The document also identified “grave violations” of human dignity, which include the mistreatment of migrants and human trafficking. On “The Travail of Migrants,” the document states: “Migrants are among the first victims of multiple forms of poverty. Not only is their dignity denied in their home countries, but also their lives are put at risk because they no longer have the means to start a family, to work, or to feed themselves. Once they have arrived in countries that should be able to accept them, ‘migrants are not seen as entitled like others to participate in the life of society, and it is forgotten that they possess the same intrinsic dignity as any person. […] No one will ever openly deny that they are human beings; yet in practice, by our decisions and the way we treat them, we can show that we consider them less worthy, less important, less human.’ Therefore, it is urgent to remember that ‘every migrant is a human person who, as such, possesses fundamental, inalienable rights that must be respected by everyone and in every circumstance.’ Receiving migrants is an important and meaningful way of defending ‘the inalienable dignity of each human person regardless of origin, race or religion.’”

The Australian bishops commends this document for study and reflection.

Listen to the Australian Catholic Bishops Conference MediaBlog Podcast on Dignitas Infinita here.


Sister Annette is Talitha Kum’s New Regional Coordinator for the Oceania Region

Talitha Kum, the International Network of Consecrated Life Against Human Trafficking, has named Sister Annette Arnold RSJ as its new regional coordinator for Oceania.

“Formally established in 2009 with the International Union of Superiors General (UISG) as an international initiative against human trafficking and exploitation, Talitha Kum promotes collaboration among networks organised at national, regional and continental level, actively supporting victims, survivors and people at risk. While each Talitha Kum network retains its unique identity and operates within its own country or region, the International Coordination at UISG supports capacity development and training of networks and members, and facilitates the sharing of information, resources, and experiences.”

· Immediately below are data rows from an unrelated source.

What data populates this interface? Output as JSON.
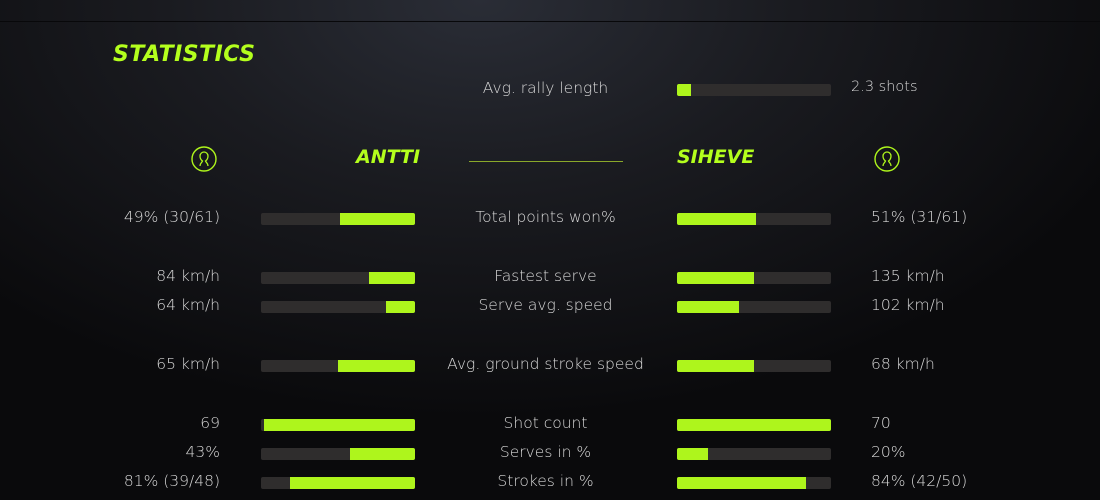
{
  "title": "STATISTICS",
  "accent_color": "#aef51c",
  "rally": {
    "label": "Avg. rally length",
    "value": "2.3 shots",
    "fraction": 0.09
  },
  "players": {
    "left": {
      "name": "ANTTI",
      "icon": "user-circle-icon"
    },
    "right": {
      "name": "SIHEVE",
      "icon": "user-circle-icon"
    }
  },
  "stats": [
    {
      "label": "Total points won%",
      "left": "49% (30/61)",
      "right": "51% (31/61)",
      "left_fraction": 0.49,
      "right_fraction": 0.51
    },
    {
      "label": "Fastest serve",
      "left": "84 km/h",
      "right": "135 km/h",
      "left_fraction": 0.3,
      "right_fraction": 0.5
    },
    {
      "label": "Serve avg. speed",
      "left": "64 km/h",
      "right": "102 km/h",
      "left_fraction": 0.19,
      "right_fraction": 0.4
    },
    {
      "label": "Avg. ground stroke speed",
      "left": "65 km/h",
      "right": "68 km/h",
      "left_fraction": 0.5,
      "right_fraction": 0.5
    },
    {
      "label": "Shot count",
      "left": "69",
      "right": "70",
      "left_fraction": 0.98,
      "right_fraction": 1.0
    },
    {
      "label": "Serves in %",
      "left": "43%",
      "right": "20%",
      "left_fraction": 0.42,
      "right_fraction": 0.2
    },
    {
      "label": "Strokes in %",
      "left": "81% (39/48)",
      "right": "84% (42/50)",
      "left_fraction": 0.81,
      "right_fraction": 0.84
    }
  ]
}
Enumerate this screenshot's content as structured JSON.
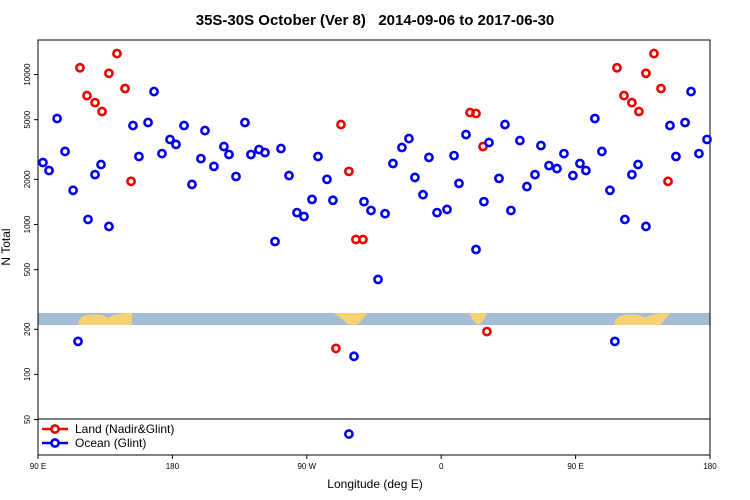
{
  "chart_data": {
    "type": "scatter",
    "title": "35S-30S October (Ver 8)   2014-09-06 to 2017-06-30",
    "x_label": "Longitude (deg E)",
    "y_label": "N Total",
    "yscale": "log",
    "xlim": [
      90,
      540
    ],
    "ylim": [
      29,
      17000
    ],
    "xticks": [
      {
        "value": 90,
        "label": "90 E"
      },
      180,
      {
        "value": 270,
        "label": "90 W"
      },
      {
        "value": 360,
        "label": "0"
      },
      {
        "value": 450,
        "label": "90 E"
      },
      {
        "value": 540,
        "label": "180"
      }
    ],
    "yticks": [
      50,
      100,
      200,
      500,
      1000,
      2000,
      5000,
      10000
    ],
    "legend": "bottomleft",
    "series": [
      {
        "name": "Land (Nadir&Glint)",
        "color": "#ee0000",
        "x": [
          118.1,
          122.8,
          128.2,
          132.9,
          137.5,
          142.9,
          148.3,
          152.3,
          289.5,
          292.9,
          298.2,
          302.9,
          307.6,
          379.3,
          383.3,
          388,
          390.6,
          477.7,
          482.4,
          487.7,
          492.4,
          497.1,
          502.5,
          507.2,
          511.9
        ],
        "values": [
          11100,
          7240,
          6500,
          5670,
          10200,
          13800,
          8070,
          1940,
          149,
          4640,
          2260,
          794,
          794,
          5580,
          5500,
          3310,
          193,
          11100,
          7240,
          6500,
          5670,
          10200,
          13800,
          8070,
          1940
        ]
      },
      {
        "name": "Ocean (Glint)",
        "color": "#0000ee",
        "x": [
          93.3,
          97.4,
          102.8,
          108.1,
          113.5,
          116.8,
          123.5,
          128.2,
          132.2,
          137.5,
          153.6,
          157.6,
          163.7,
          167.7,
          173,
          178.4,
          182.4,
          187.8,
          193.1,
          199.1,
          201.8,
          207.8,
          214.5,
          217.9,
          222.6,
          228.6,
          232.6,
          238,
          242,
          248.7,
          252.7,
          258.1,
          263.4,
          268.1,
          273.5,
          277.5,
          283.5,
          287.5,
          298.2,
          301.6,
          308.3,
          313,
          317.7,
          322.4,
          327.7,
          333.7,
          338.4,
          342.4,
          347.8,
          351.8,
          357.2,
          363.9,
          368.6,
          371.9,
          376.6,
          383.3,
          388.6,
          392,
          398.7,
          402.7,
          406.7,
          412.7,
          417.4,
          422.8,
          426.8,
          432.2,
          437.5,
          442.2,
          448.2,
          452.9,
          456.9,
          462.9,
          467.6,
          473,
          476.3,
          483,
          487.7,
          491.8,
          497.1,
          513.2,
          517.2,
          523.3,
          527.3,
          532.6,
          538
        ],
        "values": [
          2590,
          2290,
          5090,
          3070,
          1690,
          166,
          1080,
          2150,
          2510,
          970,
          4570,
          2840,
          4790,
          7700,
          2970,
          3690,
          3420,
          4570,
          1850,
          2750,
          4230,
          2440,
          3310,
          2930,
          2090,
          4790,
          2930,
          3160,
          3020,
          770,
          3210,
          2120,
          1200,
          1130,
          1470,
          2840,
          2000,
          1450,
          40,
          132,
          1420,
          1240,
          430,
          1180,
          2550,
          3260,
          3740,
          2060,
          1580,
          2800,
          1200,
          1260,
          2880,
          1880,
          3980,
          681,
          1420,
          3520,
          2030,
          4640,
          1240,
          3630,
          1790,
          2150,
          3360,
          2470,
          2360,
          2970,
          2120,
          2550,
          2290,
          5090,
          3070,
          1690,
          166,
          1080,
          2150,
          2510,
          970,
          4570,
          2840,
          4790,
          7700,
          2970,
          3690
        ]
      }
    ]
  }
}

Sister Annette in her message said that “Stepping into the role of Talitha Kum Oceania regional representative is both thrilling and humbling.” While working at the Social Action Office (SAO) in Queensland in 2002, she started her journey against forced labour and human trafficking. It was an eye-opening realisation that people were being exploited in factories in her own city, one that left her feeling deeply shaken and ignited a passion within her. Since then, she has actively kept an eye out for relevant issues and been involved with her congregation, the Sisters of Saint Joseph of the Sacred Heart, and the Australian Catholic Religious Against Trafficking of Humans (ACRATH), of which she currently serves as vice president on the national board.

This article is drawn from Talitha Kum’s post on its website.